GLP-1 drugs like Eli Lilly's Zepbound and Novo Nordisk's Wegovy work to address obesity—as long as a patient keeps taking them.
Harith Rajagopalan, M.D., Ph.D. thinks his company, Fractyl Health, may have the answer: a gene therapy that integrates a GLP-1-secreting transgene directly into the beta islet cells of the pancreas, locking in the mechanism that gives weight loss drugs their benefits.
“The dialogue has shifted from what amazing things these drugs can do to how we keep those effects when people stop the drug because the rebound is so violent and significant that it has become the unmet need in obesity,” Fractyl CEO Rajagopalan told Fierce Biotech Research in an interview. “We’ve got great drugs that can lower your weight and cardiovascular risk, but if the majority of people stop taking them within months and everything gets worse right away, how are we going to actually solve the healthcare problem of obesity?”
The Fractyl team presented new data June 23 at the American Diabetes Association Scientific Sessions showing that the AAV9-based drug Rejuva is an effective “off-ramp” for weight loss drugs in mice, allowing them to maintain weight loss of 22% post-GLP-1 agonist treatment at eight weeks, the equivalent of about five years in humans.
“Lilly and Novo have fantastic drugs with high potency, and they really prove the GLP-1 mechanism and its benefit, but the product form is limited,” Rajagopalan explained. While other players in the field are trying to develop drugs with longer half-lives, these still don’t dodge the problems of discontinuation and loss of effect, he said.
“I think that we stand alone in trying to develop therapies that address those fundamental limitations in the class,” he said.
Cellular-level differentiation
Fractyl’s ADA conference data comes from a study on 30 mice with obesity. At the start of the experiment, ten were given daily injections of semaglutide, the active ingredient in Wegovy and Ozempic. Another ten received a single administration of Rejuva directly into their pancreas while another ten served as untreated controls.
By four weeks, the cohort that initially received Rejuva had lost 21% of their body fat, while the ones that were given semaglutide lost 16%—results consistent with findings Fractyl shared in October 2023. The weight loss corresponded to improvements in glucose and insulin levels, indicating that the treatments were effective against metabolic disease. The mice given Rejuva also preserved more lean muscle than the ones on semaglutide alone.
At that point, the researchers stopped semaglutide injections, randomized the mice in that cohort and gave five of them Rejuva. Four weeks later, they compared those that were treated with the gene therapy to those that weren’t.
Rejuva effectively kept the grams off in the absence of semaglutide. Mice in the crossover arm maintained a 17% fat loss and a 22% total weight loss, while the ones in the discontinuation group regained all but 1% of their baseline weight. The difference extended to their biomarkers, too: Mice that didn’t cross over to Rejuva lost all improvements in their insulin and glucose levels, while they continued to get better in the mice that did.
But the real proof was in the beta islet cells of the Rejuva-treated mice.
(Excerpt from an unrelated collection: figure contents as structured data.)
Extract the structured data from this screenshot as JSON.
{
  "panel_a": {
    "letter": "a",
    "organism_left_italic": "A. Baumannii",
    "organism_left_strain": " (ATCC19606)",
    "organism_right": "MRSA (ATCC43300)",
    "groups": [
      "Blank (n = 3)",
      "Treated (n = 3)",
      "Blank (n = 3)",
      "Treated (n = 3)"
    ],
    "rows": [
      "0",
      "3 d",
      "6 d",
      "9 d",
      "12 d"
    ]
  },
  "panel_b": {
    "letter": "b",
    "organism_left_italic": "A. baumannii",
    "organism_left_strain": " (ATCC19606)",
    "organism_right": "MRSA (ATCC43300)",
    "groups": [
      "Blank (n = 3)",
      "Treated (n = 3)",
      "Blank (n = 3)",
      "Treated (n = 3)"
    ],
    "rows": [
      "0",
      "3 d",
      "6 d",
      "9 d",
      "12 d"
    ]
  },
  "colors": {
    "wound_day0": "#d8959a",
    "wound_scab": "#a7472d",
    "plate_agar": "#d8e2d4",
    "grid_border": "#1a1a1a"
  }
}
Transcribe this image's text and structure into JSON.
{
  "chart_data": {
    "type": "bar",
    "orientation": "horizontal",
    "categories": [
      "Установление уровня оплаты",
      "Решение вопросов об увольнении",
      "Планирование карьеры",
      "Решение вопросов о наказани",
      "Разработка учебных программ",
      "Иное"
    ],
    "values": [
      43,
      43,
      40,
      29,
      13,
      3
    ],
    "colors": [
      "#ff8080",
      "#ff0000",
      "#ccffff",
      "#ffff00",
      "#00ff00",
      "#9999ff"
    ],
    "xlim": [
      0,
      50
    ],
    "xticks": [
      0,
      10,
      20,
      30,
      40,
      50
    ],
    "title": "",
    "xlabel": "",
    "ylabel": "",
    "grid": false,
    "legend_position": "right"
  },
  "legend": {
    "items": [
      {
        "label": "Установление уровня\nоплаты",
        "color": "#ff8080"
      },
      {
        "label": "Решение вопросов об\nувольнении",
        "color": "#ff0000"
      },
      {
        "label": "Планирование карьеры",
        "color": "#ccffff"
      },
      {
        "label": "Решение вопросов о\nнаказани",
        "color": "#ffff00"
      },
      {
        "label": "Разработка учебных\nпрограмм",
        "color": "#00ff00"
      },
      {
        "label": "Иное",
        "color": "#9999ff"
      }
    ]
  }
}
When the researchers isolated the cells and treated them with various amounts of glucose, they found that they secreted GLP-1 according to how much glucose was present.
“The reason that matters is because it's the first demonstration that our construct, which uses the insulin promoter, is truly nutrient-responsive in how it secretes GLP-1,” Rajagopalan said. “We think that that is an incredible differentiator of this approach.”
If Rejuva reaches the clinic, it will be administered directly into the pancreas using a special device. The approach may solve a couple of key problems that have come up with gene therapies in the past, the first of which is permanence. Given that beta islet cells don’t divide, one treatment may be enough for long-term efficacy. Second, because the treatment isn’t administered systemically and will likely be effective at relatively low doses, it’s less prone to toxicity than other gene therapies delivered via AAV9, which is already widely considered to be safe, Rajagopalan explained.
He compared Fractyl’s gene therapy to Zolgensma, Novartis’ gene therapy for spinal muscular atrophy. Zolgensma also works on non-dividing cells—neurons—and, like Rejuva, uses an AAV9 vector.
“If you're using a capsid where there's a ton of experience with it already, and you have two to three orders of magnitude less of a dose than what is being used in an approved product, we believe that reduces the risk of AAV-associated toxicity,” he said. That said, whether Fractyl’s therapy will be less effective in people who have antibodies to the adenovirus—an old challenge for gene therapies—is an open question that will require clinical studies to answer, he said.
For the company’s diabetes program, such studies are anticipated for the first half of 2025. Fractyl has already nominated a candidate, Rejuva 001, and is in the process of completing investigational new drug-enabling studies. It will nominate an obesity candidate by the end of 2024, Rajagopalan said.
While it’s too early to talk about price, Rajagopalan acknowledged that gene therapies are expensive. But because Rejuva is delivered locally, it might be less costly than systemic treatments because many fewer particles are needed for it to be effective, he said.